To proste rzeczy, często kluczowe, jednak w większości zleceń zupełnie pomijane. A teraz pomyślmy jak te problemy potrafią się spiętrzyć, gdy za kierownicą siada obcokrajowiec. Każdy polski kierowca, który chociaż raz realizował zagraniczną trasę doskonale o tym wie.
Końcowy efekt
Efekty takiego stanu bywają niemiłe, nie tylko dla kierowcy. Pomimo że się starał, nie zdążył na czas, bo szukał odpowiedniego wjazdu lub w poprzedniej lokalizacji stracił cenne godziny. Próbując za wszelką cenę nadgonić czas, narażał na niebezpieczne sytuacje siebie oraz innych uczestników ruchu. Za spóźnienia niejednokrotnie nie otrzymuje premii, bo przecież opóźniona dostawa to kara dla przewoźnika. Później wraca do domu/bazy. Wzmocnieniu ulega stres, frustracja rezygnacja. Trudno być zdziwionym, gdy młodzi adepci zawodu, po kosztownych szkoleniach odchodzą z pracy po trzech miesiącach, a na ich miejsce nie stoi kolejka chętnych.
– Problemu braku kierowców niestety nie rozwiążemy za dotknięciem „czarodziejskiej różdżki”. To musi być stały proces, systemowe podejście, które poprzez ułatwianie codziennej pracy kierowcom (przy jednoczesnym podnoszeniu wydajności procesów), sprawi, że nie będą rezygnowali z zawodu. – dodaje Mateusz Boruta
Navigor – szczegółowa instrukcja ostatniego kilometra trasy
W odpowiedzi na te problemy, powstał system Navigor, który gromadzi i w przyjazny sposób udostępnia dokładne, kompletne i aktualne dane, o lokalizacji do której zmierza kierowca. Przyjazna aplikacja na smartfona, ułatwia planowanie przejazdu oraz odpowiednie przygotowanie do załadunku i rozładunku. Kierowca nie musi liczyć na wskazówki od spedytora, który nawiasem mówiąc, sam ich zazwyczaj nie posiada. Nie musi dopytywać w ostatniej chwili kolegów przez CBradio, czy szukać pomocy na pobliskich parkingach dla ciężarówek. W każdym momencie ma pod ręką kompletny i aktualny zestaw informacji, o każdej lokalizacji do której zmierza.
Rozwiązanie to, choć nowe w branży, zyskało uznanie wielu znaczących graczy na rynku logistycznym.

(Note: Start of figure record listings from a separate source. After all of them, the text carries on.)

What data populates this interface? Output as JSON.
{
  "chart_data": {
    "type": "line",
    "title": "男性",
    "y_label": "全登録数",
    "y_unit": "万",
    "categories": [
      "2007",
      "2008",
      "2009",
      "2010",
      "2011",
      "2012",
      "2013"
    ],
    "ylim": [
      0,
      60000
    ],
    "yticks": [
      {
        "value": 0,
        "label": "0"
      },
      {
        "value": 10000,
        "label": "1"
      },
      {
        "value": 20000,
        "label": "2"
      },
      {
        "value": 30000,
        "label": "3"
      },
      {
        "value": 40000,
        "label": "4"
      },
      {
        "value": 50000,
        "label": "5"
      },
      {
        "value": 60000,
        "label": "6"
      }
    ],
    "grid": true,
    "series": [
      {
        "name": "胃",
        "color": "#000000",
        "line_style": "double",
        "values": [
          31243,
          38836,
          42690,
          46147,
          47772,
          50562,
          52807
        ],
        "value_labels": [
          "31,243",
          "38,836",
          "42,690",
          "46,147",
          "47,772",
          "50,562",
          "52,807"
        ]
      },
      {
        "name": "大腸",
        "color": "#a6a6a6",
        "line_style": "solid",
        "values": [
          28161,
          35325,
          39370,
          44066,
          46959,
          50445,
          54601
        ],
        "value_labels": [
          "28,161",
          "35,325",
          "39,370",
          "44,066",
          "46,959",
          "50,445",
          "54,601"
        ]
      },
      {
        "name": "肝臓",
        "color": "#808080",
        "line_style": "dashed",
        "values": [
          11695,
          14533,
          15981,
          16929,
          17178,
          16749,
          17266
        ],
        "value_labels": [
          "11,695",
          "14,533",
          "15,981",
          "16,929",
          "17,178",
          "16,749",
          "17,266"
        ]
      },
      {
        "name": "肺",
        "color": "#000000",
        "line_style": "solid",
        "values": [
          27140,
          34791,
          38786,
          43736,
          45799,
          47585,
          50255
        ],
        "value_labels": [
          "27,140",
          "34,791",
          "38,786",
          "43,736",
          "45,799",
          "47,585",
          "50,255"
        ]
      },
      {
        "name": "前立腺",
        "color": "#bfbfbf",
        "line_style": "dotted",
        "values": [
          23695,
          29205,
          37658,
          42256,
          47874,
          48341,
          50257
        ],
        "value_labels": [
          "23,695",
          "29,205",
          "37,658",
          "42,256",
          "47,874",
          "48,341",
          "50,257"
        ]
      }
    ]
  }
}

Coraz więcej firm, które prowadzą swoje biznesy w sposób odpowiedzialny przyłącza się do Navigora. Zakładają profile swoich lokalizacji i opisują obowiązujące w nich procedury załadunku, a także wspierają system zachęcając swoich partnerów biznesowych do programu. Zależy im na kierowcach i wierzą, że jedynie wspólnymi siłami jesteśmy w stanie coś zmienić na lepsze.
– Poprzez nawiązanie współpracy z systemem Navigor chcemy realnie pomagać i wpływać na poprawę komfortu pracy kierowców – mówił Roman Malicki, Prezes PKN EPAL. – Skorzystają na tym wszystkie strony. Spedytorzy zaoszczędzą czas, lokalizacja zyska lepszą organizację pracy i większą wydajność, a kierowca napotka mniej barier w swojej pracy, przez co będzie mógł ją wykonywać spokojniej, na lepszym poziomie.
Najtrudniejszy pierwszy krok
Niezależnie od tego, pierwszym i być może najtrudniejszym krokiem jest zburzenie fałszywego przekonania, że skoro nie zatrudniam kierowców, nie muszę się o to martwić. Poprawmy komunikację w całym łańcuchu logistycznym, a wszystkim będzie dużo łatwiej.
Kierowcom, operatorom, spedytorom, przewoźnikom, zleceniodawcom serdecznie życzymy, aby nikt z Was już więcej nie usłyszał słów: to nie nasz problem!